Teluk Hiu hanya berjarak sekitar lima mil dari Bukit Tandus, sehingga ketika Link dan Celine berjalan santai pun, mereka hanya butuh setengah jam ke sana.     

Penglihatan Celine setajam mata elang. Dari jauh ia melihat tengkorak putih tergeletak di permukaan tebing batu. Tengkorak itu tampak tanpa beban dan acuh tak acuh ketika dia berbaring di sana, bahkan Mana yang dipancarkannya sangat samar dan lemah sementara rongga mata gelap dan kosong tanpa ada tanda-tanda api kehidupan. Sederhananya, tengkorak itu tampak seperti mayat yang telah ada selama beberapa dekade dan membusuk di sana.     

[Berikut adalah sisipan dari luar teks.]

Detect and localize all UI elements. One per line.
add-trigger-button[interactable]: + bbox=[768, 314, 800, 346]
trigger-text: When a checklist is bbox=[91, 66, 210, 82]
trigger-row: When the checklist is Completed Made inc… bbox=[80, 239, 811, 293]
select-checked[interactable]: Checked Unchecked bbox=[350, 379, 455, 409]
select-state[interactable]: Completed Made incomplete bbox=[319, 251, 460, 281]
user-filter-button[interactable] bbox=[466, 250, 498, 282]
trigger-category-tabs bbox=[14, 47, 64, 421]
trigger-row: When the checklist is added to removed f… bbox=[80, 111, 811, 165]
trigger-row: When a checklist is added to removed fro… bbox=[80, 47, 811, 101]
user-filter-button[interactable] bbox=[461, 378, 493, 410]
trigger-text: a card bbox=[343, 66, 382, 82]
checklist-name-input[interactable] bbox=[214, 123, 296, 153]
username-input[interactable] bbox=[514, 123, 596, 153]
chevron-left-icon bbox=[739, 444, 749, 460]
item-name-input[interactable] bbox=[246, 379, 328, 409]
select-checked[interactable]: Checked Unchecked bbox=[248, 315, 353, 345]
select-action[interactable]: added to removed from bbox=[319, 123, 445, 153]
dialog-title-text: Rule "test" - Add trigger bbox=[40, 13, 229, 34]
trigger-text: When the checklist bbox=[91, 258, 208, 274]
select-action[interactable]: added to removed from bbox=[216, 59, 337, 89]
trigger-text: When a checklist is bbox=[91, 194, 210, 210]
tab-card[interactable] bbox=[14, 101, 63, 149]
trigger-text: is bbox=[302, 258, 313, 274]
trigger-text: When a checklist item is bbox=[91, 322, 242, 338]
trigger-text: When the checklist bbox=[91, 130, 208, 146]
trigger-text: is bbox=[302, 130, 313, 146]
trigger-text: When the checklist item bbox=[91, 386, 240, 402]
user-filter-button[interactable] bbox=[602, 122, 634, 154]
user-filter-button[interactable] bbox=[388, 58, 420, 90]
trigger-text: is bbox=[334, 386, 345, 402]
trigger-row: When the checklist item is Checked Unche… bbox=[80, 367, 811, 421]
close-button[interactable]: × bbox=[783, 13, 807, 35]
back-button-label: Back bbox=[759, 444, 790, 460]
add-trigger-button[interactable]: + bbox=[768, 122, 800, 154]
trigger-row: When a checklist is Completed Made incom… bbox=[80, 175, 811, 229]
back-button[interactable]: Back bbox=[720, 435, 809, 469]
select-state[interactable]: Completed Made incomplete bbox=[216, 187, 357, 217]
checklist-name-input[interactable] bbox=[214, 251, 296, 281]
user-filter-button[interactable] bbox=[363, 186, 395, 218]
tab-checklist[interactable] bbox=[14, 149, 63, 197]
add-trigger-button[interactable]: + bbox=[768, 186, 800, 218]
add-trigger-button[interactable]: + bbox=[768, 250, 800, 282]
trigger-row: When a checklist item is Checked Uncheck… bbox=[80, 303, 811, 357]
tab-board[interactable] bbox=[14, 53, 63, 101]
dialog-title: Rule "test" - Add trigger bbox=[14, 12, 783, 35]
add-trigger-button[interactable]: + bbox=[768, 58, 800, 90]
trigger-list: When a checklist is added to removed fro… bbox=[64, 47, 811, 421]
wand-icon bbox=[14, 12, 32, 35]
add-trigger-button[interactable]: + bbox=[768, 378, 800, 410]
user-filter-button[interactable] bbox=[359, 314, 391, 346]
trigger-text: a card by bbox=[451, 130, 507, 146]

"Apakah itu dia?" tanya Celine dengan ragu. "Bukankah dia terlihat terlalu... santai?     

"Ya, itu dia," jawab Link, mengangguk. Tak ada orang lain yang memiliki kerangka seperti batu giok yang halus dan mengkilap seperti itu.     

Begitu mereka mendekati tengkorak itu, Vance masih berbaring di sana dan tidak berusaha untuk bangun. Satu-satunya respon yang dia lakukan adalah nyala api di rongga matanya, tetapi hanya samar.     

"Oh, kau di sini," katanya. "Kau lebih awal beberapa hari dari yang kuharapkan."     

"Apakah kau terluka?" tanya Link ketika dia menatapnya dengan curiga.     

"Terluka? Tidak!" jawab Lich sambil melipat tangan kurusnya di atas dadanya. "Tidak, aku bosan dan tidak ada yang bisa aku lakukan, jadi aku duduk santai sebentar."     

Vance masih berbaring di sana seolah-olah dia tidak akan pernah bangun.     

Link sedikit mengerutkan alisnya ketika dia mendengar jawaban Vance. Ia bisa merasakan rasa apatis yang kuat dari Lich. Jika ia bisa tertidur dengan tenang di tebing hutan belantara, bukankah ia akan tidur selama bertahun-tahun begitu ia merebut kembali istana bawah tanahnya?     

Link kemudian mengambil tongkat dengan Tangan Penyihir keluar dari jubahnya dan menyerahkannya kepada Vance.     

"Ini," katanya, "Tongkatmu."     

Api di rongga mata Vance berubah menjadi lebih terang, dan ia duduk dan mengambil tongkat itu. Vance melihat keahlian merapal Link cukup bagus ketika ia melihat detail halus pada tongkat yang menunjukkan kualitasnya yang sangat mewah.     

"Tsk Tsk… keahlianmu luar biasa," kata Vance. "Kau bahkan berpikir untuk menggunakan thorium. Itu bukan bahan yang buruk sama sekali. Oh... dan struktur Mana-nya... Ah, luar biasa. Cukup luar biasa!" Nada suaranya menjadi lebih hidup dan lebih berapi-api sekarang, dan kelemahan dalam auranya berkurang setengahnya.     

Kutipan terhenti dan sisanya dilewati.